Even when you think about Hurricane Harvey, we were only able to capture, again with Candid’s assistance, somewhere in the neighborhood of $200 million in corporate contributions. So for this to be over $1 billion in assistance, for us, is pretty unbelievable.
What are some of the questions you have heard from donors and nonprofits about coronavirus response?
The questions that we’ve been fielding fall into five generic buckets.
First, individuals are calling on behalf of high-net-worth donors or institutional philanthropies seeking a better understanding the pandemic. What are the risks? What could be some of the more mathematical scenarios that are coming out of late?
Second, they want to understand how dollars have moved thus far — who’s giving, why they’re giving, what they’re giving for, what they’re giving, and to whom they’re giving.
Third, they want to understand our own response fund and how any dollars that we raise will be granted to support the various activities that are needed.
Fourth, people are seeking to understand the government’s role, and philanthropy’s role.
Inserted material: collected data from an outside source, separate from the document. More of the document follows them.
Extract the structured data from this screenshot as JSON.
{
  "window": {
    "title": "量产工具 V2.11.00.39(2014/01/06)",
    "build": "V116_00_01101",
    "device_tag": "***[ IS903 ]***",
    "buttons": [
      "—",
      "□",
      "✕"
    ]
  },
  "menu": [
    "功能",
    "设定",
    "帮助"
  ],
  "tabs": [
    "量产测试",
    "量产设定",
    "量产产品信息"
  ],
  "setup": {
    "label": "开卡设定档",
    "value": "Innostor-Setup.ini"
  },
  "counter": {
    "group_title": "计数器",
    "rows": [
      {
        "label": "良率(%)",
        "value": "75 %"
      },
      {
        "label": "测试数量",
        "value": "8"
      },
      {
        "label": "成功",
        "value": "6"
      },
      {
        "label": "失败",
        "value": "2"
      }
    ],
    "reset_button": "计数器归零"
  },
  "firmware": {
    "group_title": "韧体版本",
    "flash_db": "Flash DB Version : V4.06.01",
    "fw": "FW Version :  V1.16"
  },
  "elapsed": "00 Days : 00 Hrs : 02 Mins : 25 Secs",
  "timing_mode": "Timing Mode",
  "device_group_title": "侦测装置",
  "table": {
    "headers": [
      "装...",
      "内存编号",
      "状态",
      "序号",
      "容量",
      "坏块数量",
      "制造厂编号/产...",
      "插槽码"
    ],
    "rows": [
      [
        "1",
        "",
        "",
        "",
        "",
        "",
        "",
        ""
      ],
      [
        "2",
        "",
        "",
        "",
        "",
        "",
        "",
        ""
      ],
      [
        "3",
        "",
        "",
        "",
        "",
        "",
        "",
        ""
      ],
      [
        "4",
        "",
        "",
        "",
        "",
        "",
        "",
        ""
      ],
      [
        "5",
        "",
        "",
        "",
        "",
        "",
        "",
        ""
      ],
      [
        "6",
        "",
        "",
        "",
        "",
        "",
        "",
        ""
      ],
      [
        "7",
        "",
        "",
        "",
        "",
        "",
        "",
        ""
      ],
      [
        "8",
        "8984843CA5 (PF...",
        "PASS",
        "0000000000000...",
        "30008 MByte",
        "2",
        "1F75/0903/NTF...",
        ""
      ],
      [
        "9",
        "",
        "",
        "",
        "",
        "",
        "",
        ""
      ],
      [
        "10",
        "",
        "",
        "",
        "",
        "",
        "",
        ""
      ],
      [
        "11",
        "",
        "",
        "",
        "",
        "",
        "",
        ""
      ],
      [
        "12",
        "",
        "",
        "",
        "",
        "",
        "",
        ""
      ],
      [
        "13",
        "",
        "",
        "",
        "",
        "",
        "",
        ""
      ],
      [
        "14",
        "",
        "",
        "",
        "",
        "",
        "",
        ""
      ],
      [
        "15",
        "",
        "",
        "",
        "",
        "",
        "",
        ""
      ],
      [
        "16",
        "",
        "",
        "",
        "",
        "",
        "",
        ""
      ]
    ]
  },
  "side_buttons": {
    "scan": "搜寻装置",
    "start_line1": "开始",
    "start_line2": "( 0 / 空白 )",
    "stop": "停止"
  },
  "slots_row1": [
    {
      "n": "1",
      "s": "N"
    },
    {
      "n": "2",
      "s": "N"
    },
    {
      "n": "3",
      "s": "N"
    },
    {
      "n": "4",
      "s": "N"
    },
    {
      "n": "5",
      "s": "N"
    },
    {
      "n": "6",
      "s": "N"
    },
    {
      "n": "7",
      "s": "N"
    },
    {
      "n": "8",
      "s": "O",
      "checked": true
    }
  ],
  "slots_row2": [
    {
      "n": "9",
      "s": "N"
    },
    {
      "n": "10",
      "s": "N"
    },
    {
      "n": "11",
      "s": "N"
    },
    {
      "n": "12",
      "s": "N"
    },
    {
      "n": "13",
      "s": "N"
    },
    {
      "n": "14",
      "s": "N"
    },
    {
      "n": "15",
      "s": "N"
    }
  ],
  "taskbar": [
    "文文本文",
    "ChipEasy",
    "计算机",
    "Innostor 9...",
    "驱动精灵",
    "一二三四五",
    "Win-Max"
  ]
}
If you’re not a Bill & Melinda Gates Foundation with multiple tens of millions of dollars to look at and address this pandemic, then what can smaller family foundations do to make a meaningful difference?
The last question we’re fielding has to do with place-based philanthropy. That’s where we’re talking to a lot of community foundations who care very deeply about their own community.
How has the rate of inquiries to your organization changed over the past couple of weeks?
We’re only midway through March, but it has already been an incredibly active year, from the Australian bush fires, earthquakes in Puerto Rico, and now the coronavirus. Normally, we here at the Center for Disaster Philanthropy see some blue-sky times in January and February. But we’ve seen an unprecedented number of disasters and an unprecedented spike in the queries that are coming our way.
We do a fair number of webinars, but the webinar that we hosted last week on the coronavirus — we’ve never had that many individuals on a webinar in our nine-and-a-half-year existence. It was crazy.